In more than a decade of running The Leaders Edge/Leaders By Design, an executive coaching and development firm, partners Peter Dean and Molly Shepard noticed a rising tide of bullying in the workplace. This unacceptable behavior can be as damaging to a company’s productivity as it is to employee well-being.
Dean and Shepard are authors of The Bully-Proof Workplace: Essential Strategies, Tips, and Scripts for Dealing with the Office Sociopath, a book aimed at starting a conversation about workplace bullying and finding constructive solutions. They discussed their book on the Knowledge at Wharton show, which airs on SiriusXM channel 111 on Wharton Business Radio. (Listen to the podcast on this page.) What follows are edited highlights of that interview.
Bullying Is All Grown Up
Bullying has moved from the playground to the workplace, a childhood behavior carried over by bullies who never learned to mend their ways. Shepard estimates that up to 85% of the clients she has worked with have been bullied, and their stories are shocking. “It is a problem, if not epidemic,” she said.
Although bullying seems to affect more women than men, Dean and Shepard contend it is not a gender issue; it is a power issue. “Eighty percent of the bullying is done by people who have a position of power over other people,” Dean said.
Institutionalized bullying can bring down an organization by causing morale to plummet along with productivity. A bullied employee could suffer harmful health effects or even decide to leave, forcing the company to invest time and money in a replacement.
How to Identify Bullying
While bullying may be present in the workplace, the topic is still largely taboo. Many employees who are being bullied feel powerless to do anything about it. They may not even recognize the behavior as bullying, passing it off as workplace teasing. That’s why Shepard and Dean have come up with a checklist to help identify and categorize bullying.
The first criterion is whether there is a target involved. Is one person repeatedly receiving negative attention from a bully? Is the interaction demeaning enough that the person starts to doubt his or her abilities? Is it affecting the work product?
Moreover, “the other aspect of that is what kind of bullying is being done,” Dean said. “In some cases, it’s more introverted and not seen. In some cases, it’s more observable.”
The book breaks down bullying into four categories, including introverted bullies who try to manipulate the office environment and blockers who refuse to move up or support people with talent.

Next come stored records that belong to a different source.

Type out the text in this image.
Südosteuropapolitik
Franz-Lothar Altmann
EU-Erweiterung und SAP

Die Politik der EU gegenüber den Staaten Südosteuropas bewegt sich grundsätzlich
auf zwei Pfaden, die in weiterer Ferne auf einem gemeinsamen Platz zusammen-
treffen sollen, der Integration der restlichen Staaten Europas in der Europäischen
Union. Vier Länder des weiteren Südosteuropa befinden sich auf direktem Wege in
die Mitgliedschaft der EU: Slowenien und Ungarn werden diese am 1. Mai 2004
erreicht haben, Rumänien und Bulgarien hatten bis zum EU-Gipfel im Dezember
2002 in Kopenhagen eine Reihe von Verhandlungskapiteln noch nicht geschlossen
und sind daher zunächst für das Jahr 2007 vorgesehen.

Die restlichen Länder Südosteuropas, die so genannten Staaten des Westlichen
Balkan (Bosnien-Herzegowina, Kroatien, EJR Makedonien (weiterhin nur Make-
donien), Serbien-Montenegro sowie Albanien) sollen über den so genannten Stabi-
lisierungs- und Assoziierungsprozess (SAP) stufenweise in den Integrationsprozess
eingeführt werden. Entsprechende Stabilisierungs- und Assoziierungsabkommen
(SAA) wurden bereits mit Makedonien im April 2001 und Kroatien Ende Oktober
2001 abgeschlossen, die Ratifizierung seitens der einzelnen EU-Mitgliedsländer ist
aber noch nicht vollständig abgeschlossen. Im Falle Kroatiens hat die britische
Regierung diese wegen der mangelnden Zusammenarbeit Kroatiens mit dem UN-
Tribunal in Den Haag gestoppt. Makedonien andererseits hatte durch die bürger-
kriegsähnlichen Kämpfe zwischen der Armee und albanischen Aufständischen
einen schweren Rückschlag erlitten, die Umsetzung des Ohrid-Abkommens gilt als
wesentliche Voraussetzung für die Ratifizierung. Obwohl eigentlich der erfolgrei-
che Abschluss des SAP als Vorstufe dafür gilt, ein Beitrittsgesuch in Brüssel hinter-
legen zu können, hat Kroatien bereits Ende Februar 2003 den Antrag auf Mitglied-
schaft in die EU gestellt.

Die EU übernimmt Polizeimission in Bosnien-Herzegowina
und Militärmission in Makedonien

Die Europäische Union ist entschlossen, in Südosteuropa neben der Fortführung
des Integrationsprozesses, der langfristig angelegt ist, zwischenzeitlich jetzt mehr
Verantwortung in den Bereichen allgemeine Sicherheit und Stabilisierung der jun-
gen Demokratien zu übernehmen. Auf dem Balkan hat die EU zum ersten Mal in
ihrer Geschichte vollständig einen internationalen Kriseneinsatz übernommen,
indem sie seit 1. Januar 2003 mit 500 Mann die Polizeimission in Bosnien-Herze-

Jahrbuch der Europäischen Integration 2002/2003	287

Bullying Can Become the Workplace Culture
Dean and Shepard pointed out that bullying in the workplace begets more bullying. In other words, it is a behavior that can pervade a culture if it isn’t curtailed.
“Just think of the target waking up in the morning and getting ready to go to work and not wanting to do that because they know they’re going to get bullied once again,” Dean said. “The job becomes the loneliest place in the world.”
“Eighty percent of the bullying is done by people who have a position of power over other people.”–Peter Dean
The consultants said a culture of bullying often begins at the top with managers, and then the behavior is copied by subordinates. “People see it as a way to move up, especially if their boss is like that,” Dean noted. “They emulate that once they get into a managerial position, unfortunately. And you know, they’re removed from really being recognized for that because of the subtlety of some of the bullying.”
What to Do About Workplace Bullying
The advice Dean and Shepard offer for anyone who is being bullied at work is similar to dealing with other kinds of workplace issues: document, document, document.
Before going to human resources with a complaint about bullying, employees should keep a record of the incidents. Concrete examples of five or 10 incidents that directly affected your ability to do your job is enough proof for critical mass, the consultants said.
Then you need to figure out whom to talk to about the problem. “The first question you’re going to be asked is, ‘What happened?’ Demonstrate to me, if I’m HR or a boss or whomever in the organization, that this is true, that this has actually occurred,” Shepard said. “Even then it’s tricky. There’s not necessarily a safe place to go and vet this kind of thing.”
Companies can combat workplace bullying by developing a policy against it. With a policy in place that every employee agrees to, expectations are clear and communicated. And managers need to enforce it.
“The bottom line,” Shepard said, “is the manager has to call it as it happens, stop it in its tracks, know what it looks like, make sure it doesn’t occur again and take the bully out for either counseling or coaching or some form of intervention, and help the person who’s being bullied as well. But the manager needs to catch it, so it’s a very big responsibility.”